I'm trying to prove that $\sum_{n=-\infty}^\infty\frac{1}{(z-n)^2}$ converges uniformly on any (open) disc that does not contain any integer. Need to prove that $\sum_{n=0}^\infty\frac{1}{(z-n)^2}$ and $\sum_{n-=\infty}^{-1}\frac{1}{(z-n)^2}$ converge in the above sense.
First, let's consider the first series. Let $D(a,r)$ be the open disc centered at $a$ of radius $r$. I guess I need to apply the Weierstrass $M$-test, but I don't know how. I certainly need the triangle inequality: if $z\in D(a,r)$, then $d(z,n)\ge d(a,n)-d(z,a)> d(a,n)-r$ where $n$ is any integer (or in this case any natural number, including zero). Then $\frac{1}{(z-n)^2} <\frac{1}{(d(a,n)-r)^2}$, but this doesn't actually give anything. I guees I need to make the last expression less than $1/n^2$, but how?

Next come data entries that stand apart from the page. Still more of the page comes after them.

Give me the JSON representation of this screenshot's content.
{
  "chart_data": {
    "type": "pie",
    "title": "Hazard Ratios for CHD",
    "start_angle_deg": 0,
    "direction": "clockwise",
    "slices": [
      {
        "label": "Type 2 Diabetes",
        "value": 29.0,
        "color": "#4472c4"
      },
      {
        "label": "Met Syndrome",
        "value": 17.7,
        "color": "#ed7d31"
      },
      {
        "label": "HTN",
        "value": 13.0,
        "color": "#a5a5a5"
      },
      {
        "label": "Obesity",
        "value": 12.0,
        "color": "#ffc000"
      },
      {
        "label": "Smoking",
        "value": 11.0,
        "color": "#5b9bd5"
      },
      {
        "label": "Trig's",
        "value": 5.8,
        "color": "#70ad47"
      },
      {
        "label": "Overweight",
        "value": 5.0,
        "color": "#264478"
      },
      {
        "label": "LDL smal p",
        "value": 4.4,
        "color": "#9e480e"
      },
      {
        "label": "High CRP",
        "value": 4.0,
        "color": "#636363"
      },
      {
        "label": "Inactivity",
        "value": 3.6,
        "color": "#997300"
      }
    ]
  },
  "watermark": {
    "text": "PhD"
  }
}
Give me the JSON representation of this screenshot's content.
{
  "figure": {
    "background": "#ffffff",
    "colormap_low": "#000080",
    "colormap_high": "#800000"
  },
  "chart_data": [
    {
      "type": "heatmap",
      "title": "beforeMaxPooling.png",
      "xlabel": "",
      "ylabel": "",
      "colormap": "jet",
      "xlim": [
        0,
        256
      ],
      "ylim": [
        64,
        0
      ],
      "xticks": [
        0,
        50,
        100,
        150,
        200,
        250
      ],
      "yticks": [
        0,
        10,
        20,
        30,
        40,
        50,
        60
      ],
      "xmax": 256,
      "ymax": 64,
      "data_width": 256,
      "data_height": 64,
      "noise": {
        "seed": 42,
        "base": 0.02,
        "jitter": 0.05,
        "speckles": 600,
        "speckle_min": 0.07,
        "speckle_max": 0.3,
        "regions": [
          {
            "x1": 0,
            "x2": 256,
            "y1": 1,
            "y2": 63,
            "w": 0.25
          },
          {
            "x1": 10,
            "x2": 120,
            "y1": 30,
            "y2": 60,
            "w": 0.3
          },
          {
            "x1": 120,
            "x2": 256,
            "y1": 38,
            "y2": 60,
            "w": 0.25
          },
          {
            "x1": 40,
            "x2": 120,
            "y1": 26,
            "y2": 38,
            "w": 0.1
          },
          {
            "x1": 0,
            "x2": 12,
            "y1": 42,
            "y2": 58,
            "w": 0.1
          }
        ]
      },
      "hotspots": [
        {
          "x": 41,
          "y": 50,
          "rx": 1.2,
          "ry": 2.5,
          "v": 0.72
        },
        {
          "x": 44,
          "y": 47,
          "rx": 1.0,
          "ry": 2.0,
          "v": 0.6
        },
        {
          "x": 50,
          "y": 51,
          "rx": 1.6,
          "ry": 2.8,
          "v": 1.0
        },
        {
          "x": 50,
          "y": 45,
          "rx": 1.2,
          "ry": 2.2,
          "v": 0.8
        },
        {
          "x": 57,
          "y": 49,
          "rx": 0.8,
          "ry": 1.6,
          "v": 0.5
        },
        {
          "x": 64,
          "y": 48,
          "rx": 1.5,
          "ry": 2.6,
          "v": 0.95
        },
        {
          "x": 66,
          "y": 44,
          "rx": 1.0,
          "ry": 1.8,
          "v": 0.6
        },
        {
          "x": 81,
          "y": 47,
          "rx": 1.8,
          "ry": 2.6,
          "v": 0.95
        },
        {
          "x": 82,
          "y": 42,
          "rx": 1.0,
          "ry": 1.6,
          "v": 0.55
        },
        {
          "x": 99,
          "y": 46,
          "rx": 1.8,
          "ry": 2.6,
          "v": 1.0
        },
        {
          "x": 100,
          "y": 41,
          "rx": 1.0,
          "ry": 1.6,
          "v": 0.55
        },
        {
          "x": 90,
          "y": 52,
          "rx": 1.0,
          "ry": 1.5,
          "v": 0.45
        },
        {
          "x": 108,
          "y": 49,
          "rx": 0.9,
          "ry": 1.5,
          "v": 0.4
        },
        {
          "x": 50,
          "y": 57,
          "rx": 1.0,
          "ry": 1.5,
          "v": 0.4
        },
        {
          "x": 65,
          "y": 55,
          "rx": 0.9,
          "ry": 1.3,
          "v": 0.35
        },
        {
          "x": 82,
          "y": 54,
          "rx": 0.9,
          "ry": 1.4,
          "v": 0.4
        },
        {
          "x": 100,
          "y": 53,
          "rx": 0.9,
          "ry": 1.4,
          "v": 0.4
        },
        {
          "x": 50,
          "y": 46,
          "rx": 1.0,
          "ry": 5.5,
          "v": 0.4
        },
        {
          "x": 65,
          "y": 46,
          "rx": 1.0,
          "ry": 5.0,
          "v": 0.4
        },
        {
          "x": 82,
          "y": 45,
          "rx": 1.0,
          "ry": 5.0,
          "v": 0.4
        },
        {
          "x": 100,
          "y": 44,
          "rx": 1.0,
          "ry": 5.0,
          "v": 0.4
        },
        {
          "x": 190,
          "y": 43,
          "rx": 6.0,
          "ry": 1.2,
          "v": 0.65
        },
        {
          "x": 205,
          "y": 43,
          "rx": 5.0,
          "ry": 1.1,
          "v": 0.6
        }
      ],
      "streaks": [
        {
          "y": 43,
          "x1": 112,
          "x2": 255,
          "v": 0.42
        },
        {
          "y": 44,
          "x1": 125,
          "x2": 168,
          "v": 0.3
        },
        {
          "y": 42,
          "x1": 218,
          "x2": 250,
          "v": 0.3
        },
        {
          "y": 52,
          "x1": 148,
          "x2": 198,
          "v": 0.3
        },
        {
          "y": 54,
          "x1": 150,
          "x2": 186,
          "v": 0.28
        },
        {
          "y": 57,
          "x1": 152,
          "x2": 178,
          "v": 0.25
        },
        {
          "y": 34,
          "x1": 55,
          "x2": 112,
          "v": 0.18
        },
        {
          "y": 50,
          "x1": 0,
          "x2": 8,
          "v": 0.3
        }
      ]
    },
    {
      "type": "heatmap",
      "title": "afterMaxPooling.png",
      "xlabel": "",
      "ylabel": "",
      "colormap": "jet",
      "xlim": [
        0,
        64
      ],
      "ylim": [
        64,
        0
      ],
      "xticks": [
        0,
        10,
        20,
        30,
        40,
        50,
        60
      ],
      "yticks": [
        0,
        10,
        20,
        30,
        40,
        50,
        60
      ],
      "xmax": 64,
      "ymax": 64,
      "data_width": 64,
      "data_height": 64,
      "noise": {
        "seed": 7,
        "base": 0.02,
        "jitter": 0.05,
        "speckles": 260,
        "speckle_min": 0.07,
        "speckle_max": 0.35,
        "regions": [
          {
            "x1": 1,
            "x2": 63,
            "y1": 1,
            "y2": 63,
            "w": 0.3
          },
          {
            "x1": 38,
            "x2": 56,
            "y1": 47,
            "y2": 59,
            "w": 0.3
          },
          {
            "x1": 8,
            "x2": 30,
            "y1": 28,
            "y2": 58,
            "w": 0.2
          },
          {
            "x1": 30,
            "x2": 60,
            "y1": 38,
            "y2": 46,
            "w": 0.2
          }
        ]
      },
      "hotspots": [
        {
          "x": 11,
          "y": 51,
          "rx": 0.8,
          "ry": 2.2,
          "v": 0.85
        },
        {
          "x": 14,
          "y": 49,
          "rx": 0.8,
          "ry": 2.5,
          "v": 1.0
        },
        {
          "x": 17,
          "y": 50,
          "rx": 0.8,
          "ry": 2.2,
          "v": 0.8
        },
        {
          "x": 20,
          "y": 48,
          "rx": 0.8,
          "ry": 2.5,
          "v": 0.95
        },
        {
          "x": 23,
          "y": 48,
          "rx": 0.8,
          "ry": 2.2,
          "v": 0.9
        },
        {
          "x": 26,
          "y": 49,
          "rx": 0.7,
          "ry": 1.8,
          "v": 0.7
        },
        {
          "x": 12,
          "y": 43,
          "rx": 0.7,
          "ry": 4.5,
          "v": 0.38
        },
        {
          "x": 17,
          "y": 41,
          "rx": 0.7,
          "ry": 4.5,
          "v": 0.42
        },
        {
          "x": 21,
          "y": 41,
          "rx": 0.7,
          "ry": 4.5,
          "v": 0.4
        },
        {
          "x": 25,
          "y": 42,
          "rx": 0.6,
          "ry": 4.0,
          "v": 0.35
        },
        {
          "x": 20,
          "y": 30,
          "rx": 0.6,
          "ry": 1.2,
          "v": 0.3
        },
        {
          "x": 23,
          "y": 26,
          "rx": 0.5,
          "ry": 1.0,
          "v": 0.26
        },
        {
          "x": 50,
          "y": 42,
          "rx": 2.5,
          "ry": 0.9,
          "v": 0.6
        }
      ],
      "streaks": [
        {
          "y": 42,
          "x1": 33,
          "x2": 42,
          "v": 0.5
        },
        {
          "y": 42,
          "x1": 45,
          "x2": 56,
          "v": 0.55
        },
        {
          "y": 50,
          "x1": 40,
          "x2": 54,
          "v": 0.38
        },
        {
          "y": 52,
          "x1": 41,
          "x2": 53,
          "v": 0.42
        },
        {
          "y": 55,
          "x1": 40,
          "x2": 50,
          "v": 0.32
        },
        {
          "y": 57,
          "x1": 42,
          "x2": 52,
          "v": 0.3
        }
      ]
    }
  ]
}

For the second sum, I think everything should be analogous, but Why does the Weierstrass $M$-test can be applied to sums from $-\infty$ to $-1$? (And to begin with, what does it mean for such a sum to be convergent? It cannot be written in the usual form $\sum_{n=1}^\infty\frac{1}{(z+n)^2}$, can it?)